Carl pushed harder. “Start singing,” he ordered.
“Well,” I said, staring into the camera. “I guess I’m disappointed that Barack Hussein did not firmly support Israel in the United Nations. Oh, wait, sorry, he did that. Let me think of something else.”
“We don’t have all night,” Louie hissed.
“I’m really disappointed with Barack Hussein because he hasn’t persuaded the Western world to impose severe sanctions on Iran in order to halt its nuclear project,” I said. Louie gave me a right hook on the chin with his reinforced fist.
“Oh geez,” I said, as Carl handed me a tissue to wipe up the blood. “I screwed up. He did that, too.”
“Let’s try Jewish values,” Carl suggested. “Don’t you think that, under the influence of his Muslim heritage, Barack Hussein is undermining Judeo-Christian ethics?”
“Most certainly,” I said. “He’s a socialist, which puts him in the same league as infamous Jew-haters like David Ben-Gurion!”
Louie did a half-nelson on me and squeezed hard.
“I mean, his confiscation of money from hard-working men and women in order to provide a strong safety net for the poor and for those who suddenly come on bad times,” I gasped. “I mean, the last time I heard anything so anti-Jewish was when I heard the Torah reading last Shabbat.”
Carl gave me a black eye.
“Oh, come on guys,” I pleaded. “I’m trying!”
“Immigration,” he said, pointing at the camera. “Tell them about how Barak Hussein is allowing the United States to be flooded by foreign immigrants.”
“That is so bad,” I agreed. “I mean, look what happened last time we allowed such a thing. Every Jew in the Ukraine ended up on our shores.”
Louie sighed. “I am afraid that you are not helping us in the manner in which we hoped. Please do not force us to use methods prohibited by the various Geneva conventions, et cetera.”
“Can I talk about terrorism? I am pretty good on terrorism.”
Carl and Louie nodded.
“I mean, these Islamic terrorists,” I said. “On the one hand, every time you need to fly somewhere you wait in endless lines and have your underwear x-rayed, but try going to see a movie in Colorado and look what happens.”

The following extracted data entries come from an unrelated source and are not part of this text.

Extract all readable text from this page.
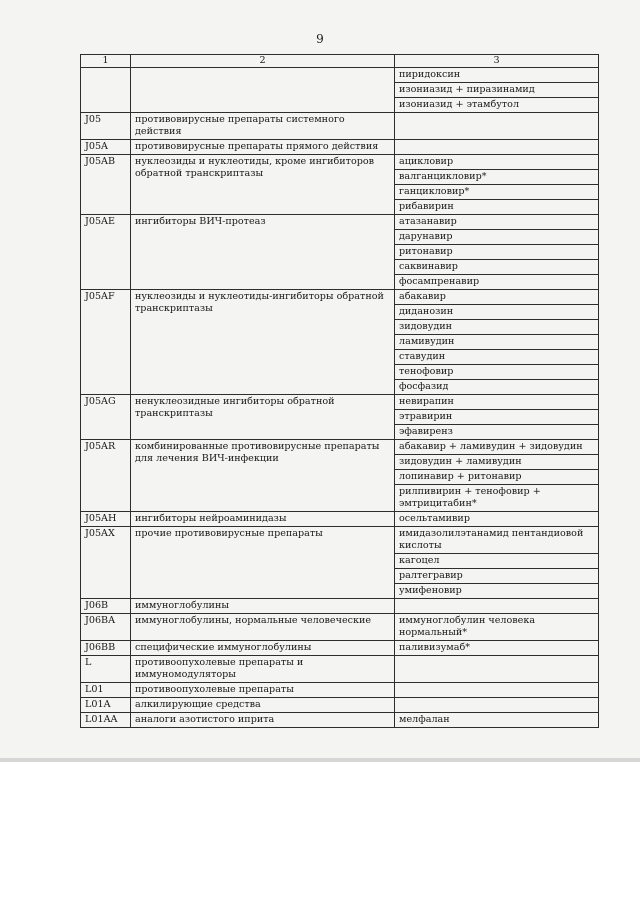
9
1	2	3
		пиридоксин
		изониазид + пиразинамид
		изониазид + этамбутол
J05	противовирусные препараты системного действия	
J05A	противовирусные препараты прямого действия	
J05AB	нуклеозиды и нуклеотиды, кроме ингибиторов обратной транскриптазы	ацикловир
		валганцикловир*
		ганцикловир*
		рибавирин
J05AE	ингибиторы ВИЧ-протеаз	атазанавир
		дарунавир
		ритонавир
		саквинавир
		фосампренавир
J05AF	нуклеозиды и нуклеотиды-ингибиторы обратной транскриптазы	абакавир
		диданозин
		зидовудин
		ламивудин
		ставудин
		тенофовир
		фосфазид
J05AG	ненуклеозидные ингибиторы обратной транскриптазы	невирапин
		этравирин
		эфавиренз
J05AR	комбинированные противовирусные препараты для лечения ВИЧ-инфекции	абакавир + ламивудин + зидовудин
		зидовудин + ламивудин
		лопинавир + ритонавир
		рилпивирин + тенофовир + эмтрицитабин*
J05AH	ингибиторы нейроаминидазы	осельтамивир
J05AX	прочие противовирусные препараты	имидазолилэтанамид пентандиовой кислоты
		кагоцел
		ралтегравир
		умифеновир
J06B	иммуноглобулины	
J06BA	иммуноглобулины, нормальные человеческие	иммуноглобулин человека нормальный*
J06BB	специфические иммуноглобулины	паливизумаб*
L	противоопухолевые препараты и иммуномодуляторы	
L01	противоопухолевые препараты	
L01A	алкилирующие средства	
L01AA	аналоги азотистого иприта	мелфалан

“That’s good,” said Carl. “Isn’t that good?”
“Idiot,” Louie hissed. “That guy wasn’t a Muslim. He was American.”
“Really?” said Carl. “All those high-powered rifles and explosives? That wasn’t from al-Qa’eda? Where did he get it?”

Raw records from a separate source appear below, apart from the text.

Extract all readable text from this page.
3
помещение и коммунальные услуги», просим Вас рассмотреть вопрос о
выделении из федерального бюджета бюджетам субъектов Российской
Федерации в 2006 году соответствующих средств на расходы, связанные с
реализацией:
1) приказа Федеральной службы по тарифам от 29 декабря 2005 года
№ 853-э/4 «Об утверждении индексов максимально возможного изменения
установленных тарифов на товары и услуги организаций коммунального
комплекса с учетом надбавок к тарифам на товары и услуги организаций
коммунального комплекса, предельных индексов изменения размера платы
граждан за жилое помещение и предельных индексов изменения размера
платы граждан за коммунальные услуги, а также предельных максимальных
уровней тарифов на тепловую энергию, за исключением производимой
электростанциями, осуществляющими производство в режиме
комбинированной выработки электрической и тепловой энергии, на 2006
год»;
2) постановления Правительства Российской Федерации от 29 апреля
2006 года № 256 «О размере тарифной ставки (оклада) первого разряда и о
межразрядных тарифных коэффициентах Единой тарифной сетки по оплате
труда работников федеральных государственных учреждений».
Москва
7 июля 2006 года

“On Amazon, I think,” Louie said. “We’re for that.”
“Oh, my mistake.” He cocked his pistol. “Let’s talk about the economy.”
I tried to think fast. “I’m really aghast at what Barack Hussein is doing to the economy. Spending government money to stimulate the economy and create jobs when he could be cutting taxes on the super-rich so that Slot-Machine Seymour can use more of the money he makes in his casinos to buy elections in all fifty states and Israel as well.”
Louie sighed. “We are so disappointed with your lack of disappointment,” he said, “that we will regretfully have to beat you to a bloody pulp.”
Which they proceeded to do.
I woke up to find Gorgeous mopping up the blood from the floor and doing her best to realign my eyes, ears, and nose into their proper human positions. She helped me back up to my stool, went behind the bar, and poured me another Wild Turkey.
“You’re cute,” she said, “but stupid. Didn’t your mother ever teach you not to fool around with Republican Jews?”
“How could she?” I downed the shot. “When I was a kid, who ever heard of such a thing? I mean, of course there were some. There was Jacob Javits, but he didn’t count because the Liberal Party endorsed him. And maybe there were a few lowlifes who worked in big law firms or on Wall Street. I remember that Susie Weinstein, the girl next door, married one of those. It was such a shonda that her parents sat shiva.”
“You know what I like about you?” Gorgeous said, shaking her head. “You’re an incurable romantic. New Deal, Great Society. You live in the past.”
I downed my bourbon. “Gorgeous,” I said, “if those guys win, the past will be the only place any of us can afford.”